Les altérations comportementales et physiologiques dues à la douleur peuvent être à l’origine de baisses des performances zootechniques ; ceci permet de considérer également les critères zootechniques comme indicateurs de la douleur. Ces critères sont par contre très peu spécifiques et relativement peu sensibles. A ces critères, on peut adjoindre des critères lésionnels car les lésions tissulaires sont généralement sources de douleurs.

Ces quatre types de critères seront décrits chez les espèces cibles de cette expertise d’abord chez les ruminants (bovins et ovins essentiellement) et le porc, puis séparément chez les oiseaux et les poissons. La douleur sera décrite chez les mammifères et les oiseaux, mais il est clair que la composante émotionnelle de la douleur ne recouvre pas le même degré de complexité dans toutes les espèces étudiées (cf. Chapitre 2). Par ailleurs, cette composante émotionnelle suppose que l’animal soit conscient si bien qu’il est admis qu’il n’y a pas douleur sous anesthésie générale*. Chez les poissons, nous parlerons de nociception* car le caractère douloureux des phénomènes nociceptifs reste controversé (cf. Chapitre 2).

Très souvent, les critères d’évaluation de la douleur sont été mis en évidence dans des situations où la douleur est induite par une intervention qui se pratique couramment dans les élevages comme par exemple la castration des mâles. Dans ce chapitre, nous ne décrirons pas comment sont réalisées ces interventions, ni pourquoi elles le sont, car cela fera l’objet du Chapitre 4.

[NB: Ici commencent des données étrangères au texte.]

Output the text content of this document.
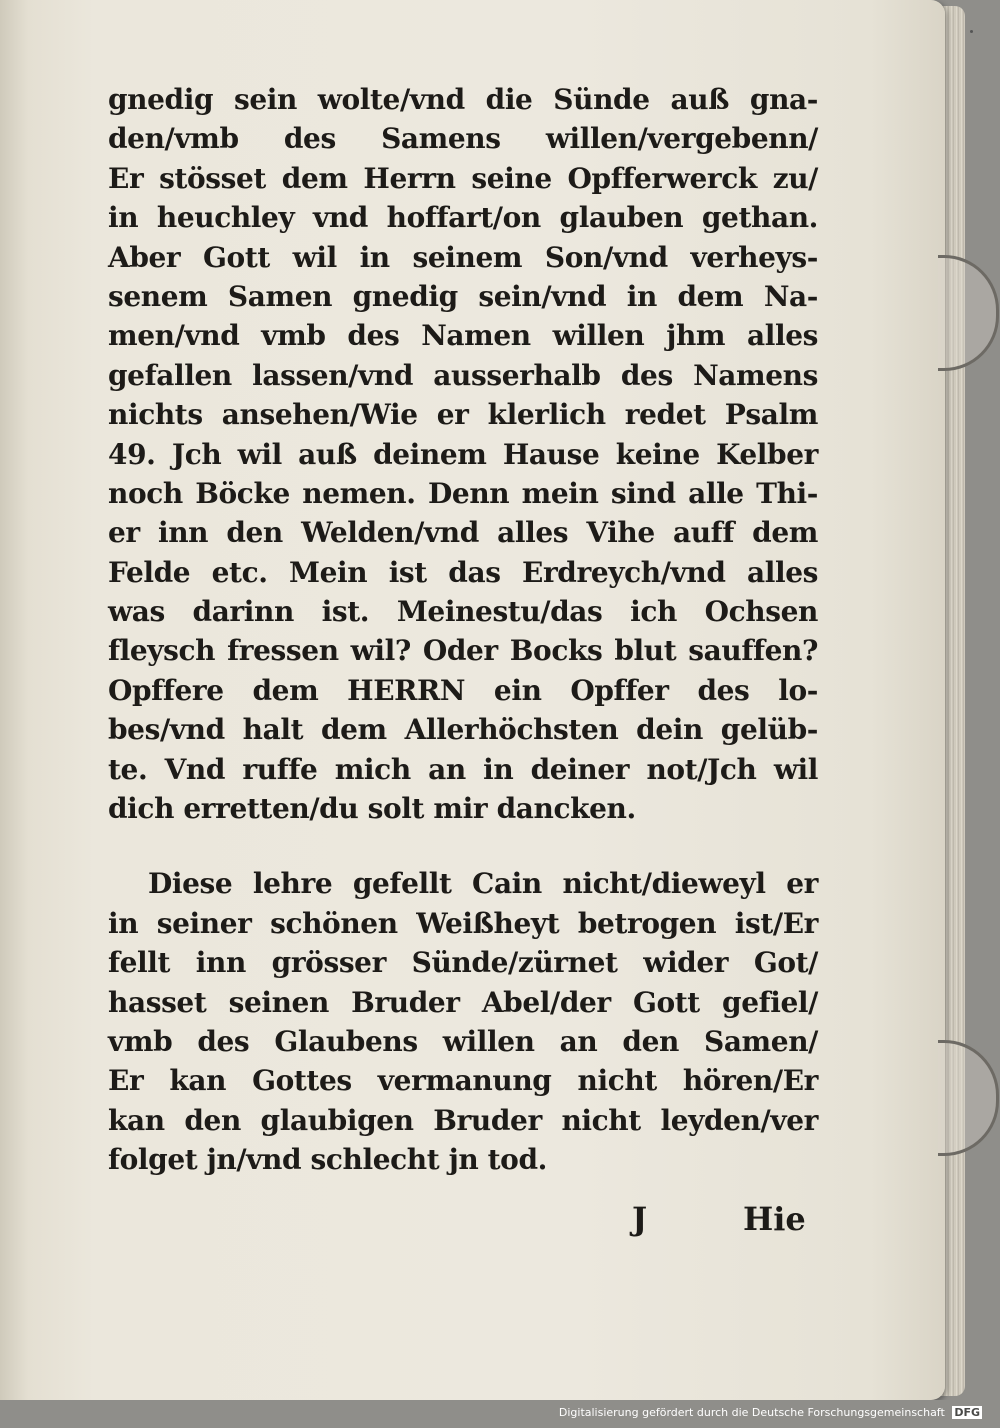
gnedig sein wolte/vnd die Sünde auß gna-
den/vmb des Samens willen/vergebenn/
Er stösset dem Herrn seine Opfferwerck zu/
in heuchley vnd hoffart/on glauben gethan.
Aber Gott wil in seinem Son/vnd verheys-
senem Samen gnedig sein/vnd in dem Na-
men/vnd vmb des Namen willen jhm alles
gefallen lassen/vnd ausserhalb des Namens
nichts ansehen/Wie er klerlich redet Psalm
49. Jch wil auß deinem Hause keine Kelber
noch Böcke nemen. Denn mein sind alle Thi-
er inn den Welden/vnd alles Vihe auff dem
Felde etc. Mein ist das Erdreych/vnd alles
was darinn ist. Meinestu/das ich Ochsen
fleysch fressen wil? Oder Bocks blut sauffen?
Opffere dem HERRN ein Opffer des lo-
bes/vnd halt dem Allerhöchsten dein gelüb-
te. Vnd ruffe mich an in deiner not/Jch wil
dich erretten/du solt mir dancken.
Diese lehre gefellt Cain nicht/dieweyl er
in seiner schönen Weißheyt betrogen ist/Er
fellt inn grösser Sünde/zürnet wider Got/
hasset seinen Bruder Abel/der Gott gefiel/
vmb des Glaubens willen an den Samen/
Er kan Gottes vermanung nicht hören/Er
kan den glaubigen Bruder nicht leyden/ver
folget jn/vnd schlecht jn tod.
J	Hie
Digitalisierung gefördert durch die Deutsche Forschungsgemeinschaft DFG
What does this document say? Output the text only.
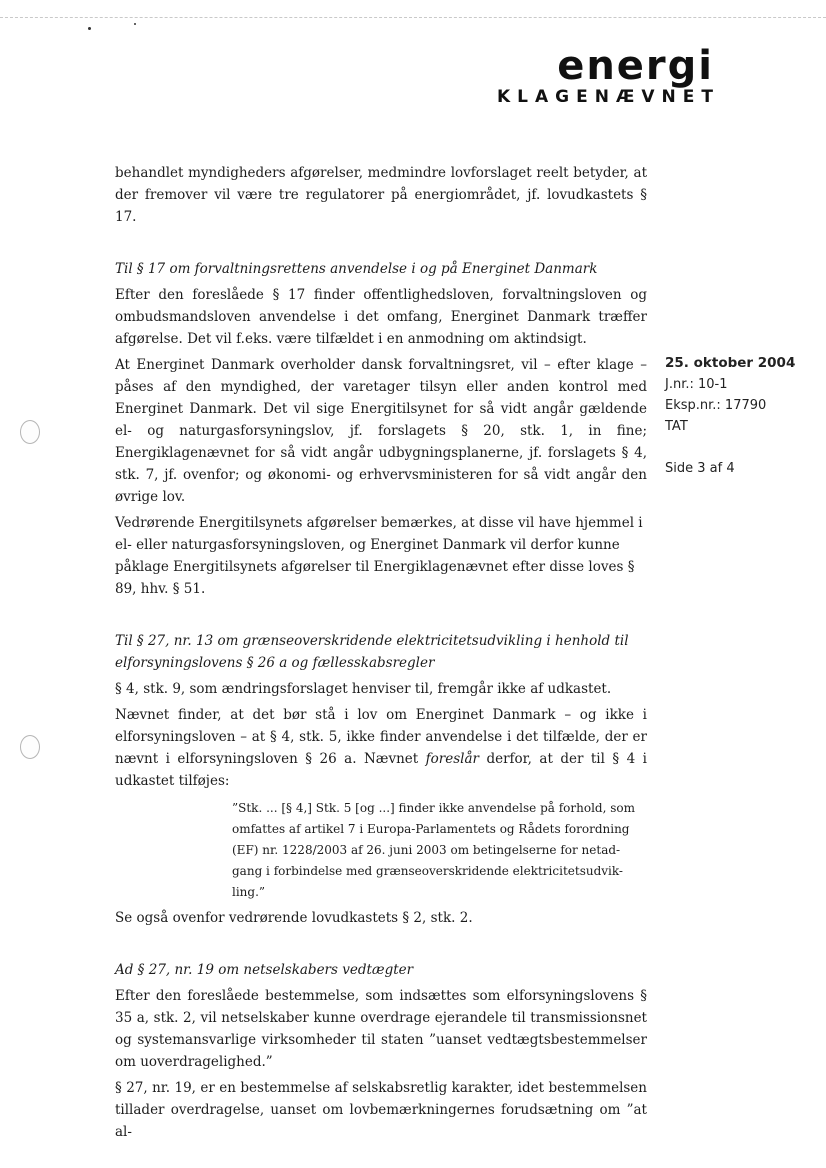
energi
KLAGENÆVNET
25. oktober 2004
J.nr.: 10-1
Eksp.nr.: 17790
TAT
Side 3 af 4

behandlet myndigheders afgørelser, medmindre lovforslaget reelt betyder, at der fremover vil være tre regulatorer på energiområdet, jf. lovudkastets § 17.

Til § 17 om forvaltningsrettens anvendelse i og på Energinet Danmark

Efter den foreslåede § 17 finder offentlighedsloven, forvaltningsloven og ombudsmandsloven anvendelse i det omfang, Energinet Danmark træffer afgørelse. Det vil f.eks. være tilfældet i en anmodning om aktindsigt.

At Energinet Danmark overholder dansk forvaltningsret, vil – efter klage – påses af den myndighed, der varetager tilsyn eller anden kontrol med Energinet Danmark. Det vil sige Energitilsynet for så vidt angår gældende el- og naturgasforsyningslov, jf. forslagets § 20, stk. 1, in fine; Energiklagenævnet for så vidt angår udbygningsplanerne, jf. forslagets § 4, stk. 7, jf. ovenfor; og økonomi- og erhvervsministeren for så vidt angår den øvrige lov.

Vedrørende Energitilsynets afgørelser bemærkes, at disse vil have hjemmel i el- eller naturgasforsyningsloven, og Energinet Danmark vil derfor kunne påklage Energitilsynets afgørelser til Energiklagenævnet efter disse loves § 89, hhv. § 51.

Til § 27, nr. 13 om grænseoverskridende elektricitetsudvikling i henhold til elforsyningslovens § 26 a og fællesskabsregler

§ 4, stk. 9, som ændringsforslaget henviser til, fremgår ikke af udkastet.

Nævnet finder, at det bør stå i lov om Energinet Danmark – og ikke i elforsyningsloven – at § 4, stk. 5, ikke finder anvendelse i det tilfælde, der er nævnt i elforsyningsloven § 26 a. Nævnet foreslår derfor, at der til § 4 i udkastet tilføjes:

”Stk. ... [§ 4,] Stk. 5 [og ...] finder ikke anvendelse på forhold, som
omfattes af artikel 7 i Europa-Parlamentets og Rådets forordning
(EF) nr. 1228/2003 af 26. juni 2003 om betingelserne for netad-
gang i forbindelse med grænseoverskridende elektricitetsudvik-
ling.”

Se også ovenfor vedrørende lovudkastets § 2, stk. 2.

Ad § 27, nr. 19 om netselskabers vedtægter

Efter den foreslåede bestemmelse, som indsættes som elforsyningslovens § 35 a, stk. 2, vil netselskaber kunne overdrage ejerandele til transmissionsnet og systemansvarlige virksomheder til staten ”uanset vedtægtsbestemmelser om uoverdragelighed.”

§ 27, nr. 19, er en bestemmelse af selskabsretlig karakter, idet bestemmelsen tillader overdragelse, uanset om lovbemærkningernes forudsætning om ”at al-
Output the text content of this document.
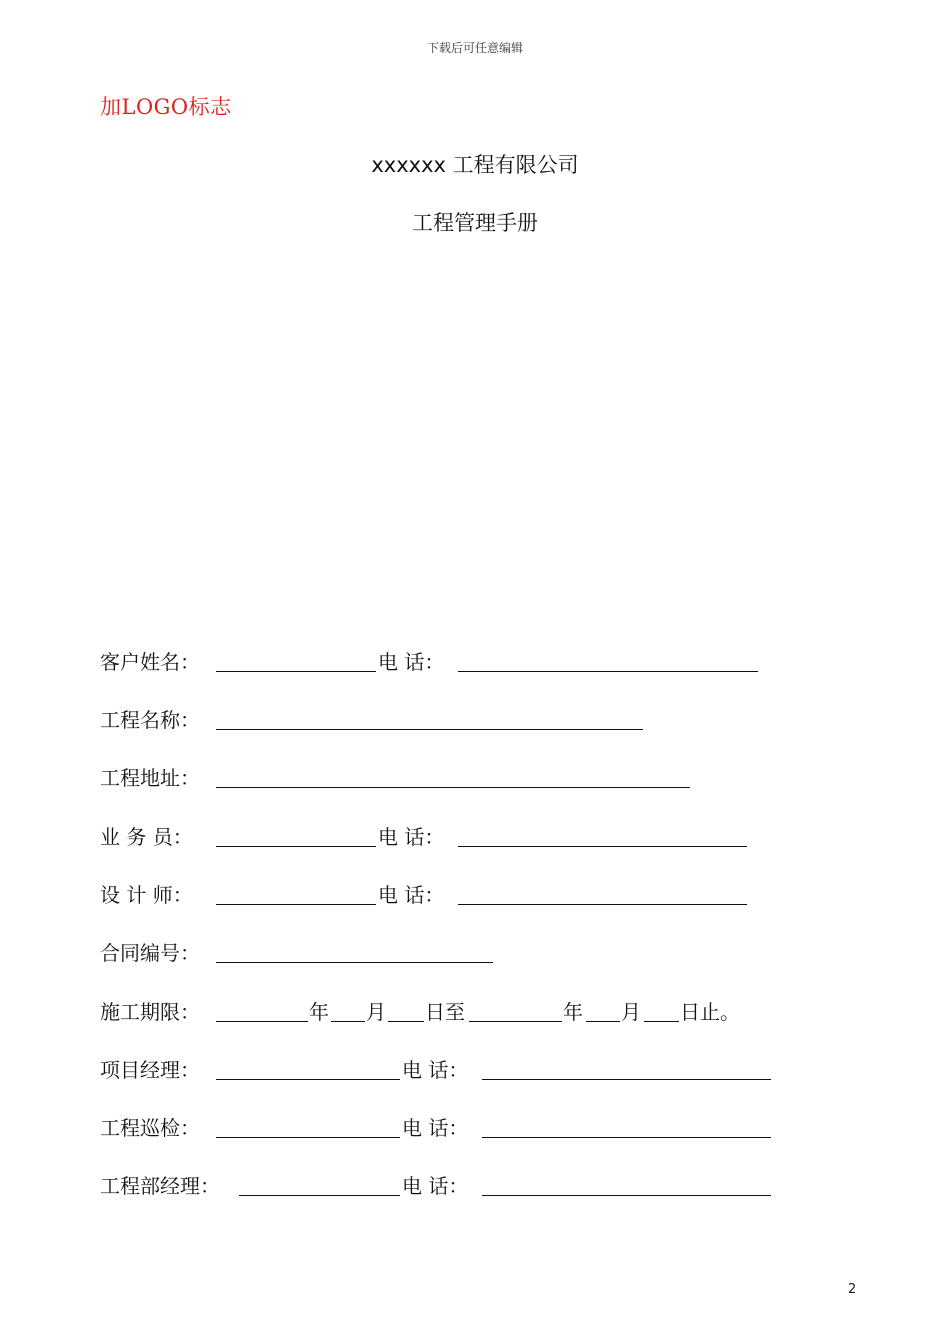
下载后可任意编辑
加LOGO标志
xxxxxx 工程有限公司
工程管理手册
客户姓名：	电 话：
工程名称：
工程地址：
业 务 员：	电 话：
设 计 师：	电 话：
合同编号：
施工期限：	年 月 日至	年 月 日止。
项目经理：	电 话：
工程巡检：	电 话：
工程部经理：	电 话：
2
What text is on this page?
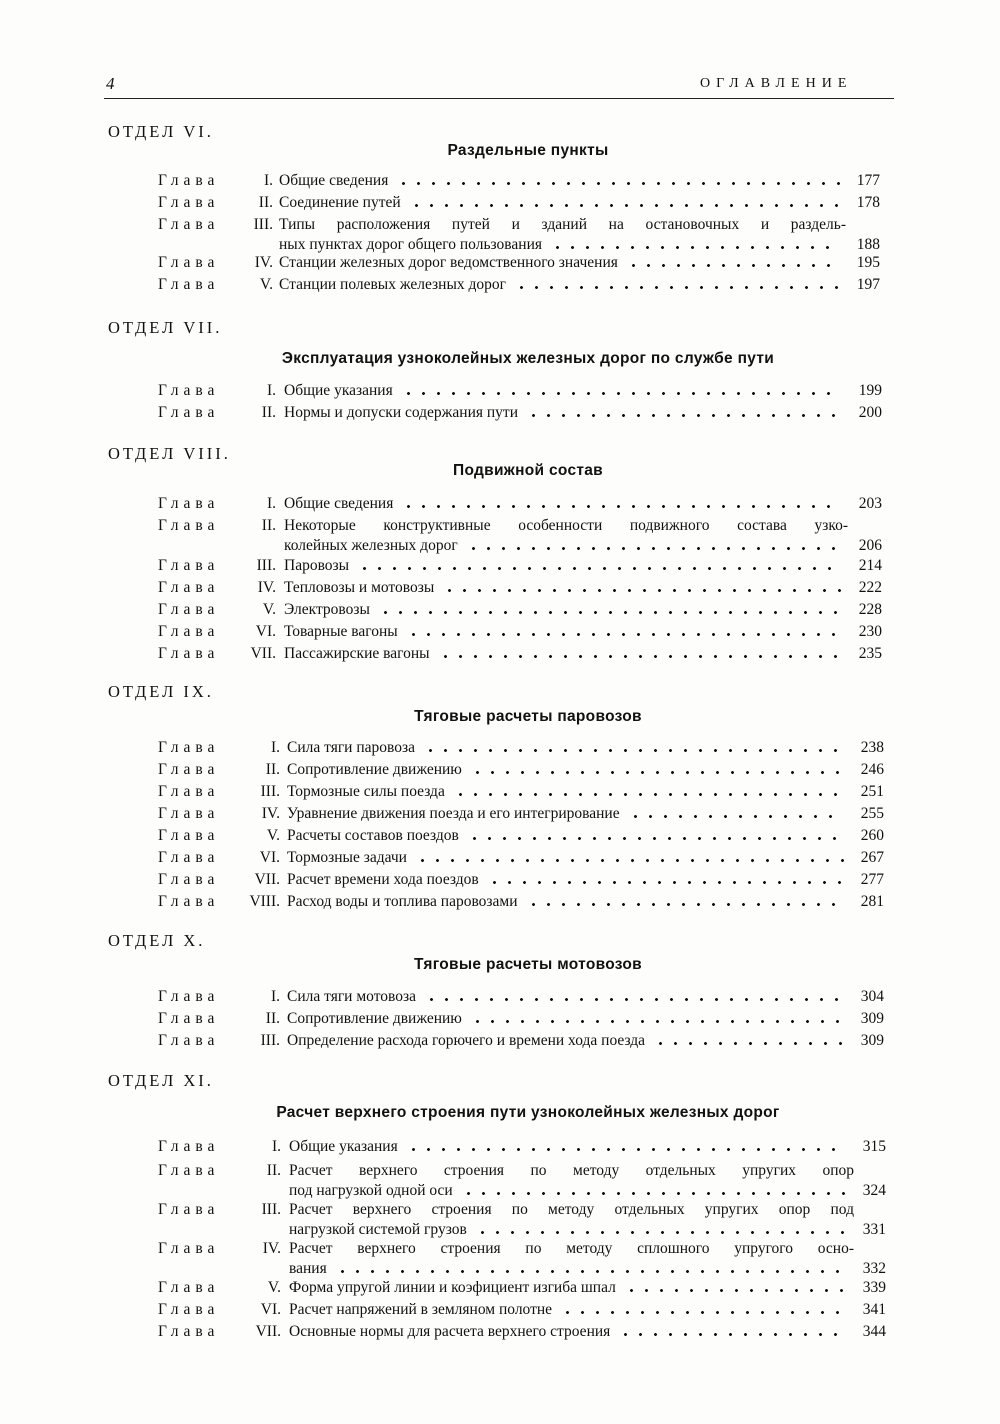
4	ОГЛАВЛЕНИЕ
ОТДЕЛ VI.
Раздельные пункты
Глава	I. Общие сведения	177
Глава	II. Соединение путей	178
Глава	III. Типы расположения путей и зданий на остановочных и раздель-
ных пунктах дорог общего пользования	188
Глава	IV. Станции железных дорог ведомственного значения	195
Глава	V. Станции полевых железных дорог	197
ОТДЕЛ VII.
Эксплуатация узноколейных железных дорог по службе пути
Глава	I. Общие указания	199
Глава	II. Нормы и допуски содержания пути	200
ОТДЕЛ VIII.
Подвижной состав
Глава	I. Общие сведения	203
Глава	II. Некоторые конструктивные особенности подвижного состава узко-
колейных железных дорог	206
Глава	III. Паровозы	214
Глава	IV. Тепловозы и мотовозы	222
Глава	V. Электровозы	228
Глава	VI. Товарные вагоны	230
Глава	VII. Пассажирские вагоны	235
ОТДЕЛ IX.
Тяговые расчеты паровозов
Глава	I. Сила тяги паровоза	238
Глава	II. Сопротивление движению	246
Глава	III. Тормозные силы поезда	251
Глава	IV. Уравнение движения поезда и его интегрирование	255
Глава	V. Расчеты составов поездов	260
Глава	VI. Тормозные задачи	267
Глава	VII. Расчет времени хода поездов	277
Глава	VIII. Расход воды и топлива паровозами	281
ОТДЕЛ X.
Тяговые расчеты мотовозов
Глава	I. Сила тяги мотовоза	304
Глава	II. Сопротивление движению	309
Глава	III. Определение расхода горючего и времени хода поезда	309
ОТДЕЛ XI.
Расчет верхнего строения пути узноколейных железных дорог
Глава	I. Общие указания	315
Глава	II. Расчет верхнего строения по методу отдельных упругих опор
под нагрузкой одной оси	324
Глава	III. Расчет верхнего строения по методу отдельных упругих опор под
нагрузкой системой грузов	331
Глава	IV. Расчет верхнего строения по методу сплошного упругого осно-
вания	332
Глава	V. Форма упругой линии и коэфициент изгиба шпал	339
Глава	VI. Расчет напряжений в земляном полотне	341
Глава	VII. Основные нормы для расчета верхнего строения	344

Dans le contexte particulier de l’abattage où la douleur est potentiellement aiguë et intense, trois types de critères seront distingués. Avant l’abattage, il s’agira essentiellement de repérer les situations qui peuvent provoquer des douleurs (e.g. combats entre animaux, décharges électriques sur les animaux par le personnel de l’abattoir). Pendant l’abattage où l’on distingue la phase de l’étourdissement et celle de la saignée, la mesure portera sur l’état de conscience de l’animal qui conditionne sa capacité à ressentir des douleurs, et sur son comportement qui permet de détecter d’éventuels signes de douleur. Après l’abattage, l’approche sera lésionnelle pour identifier la présence de lésions corporelles qui peuvent être à l’origine de douleurs avant la mort.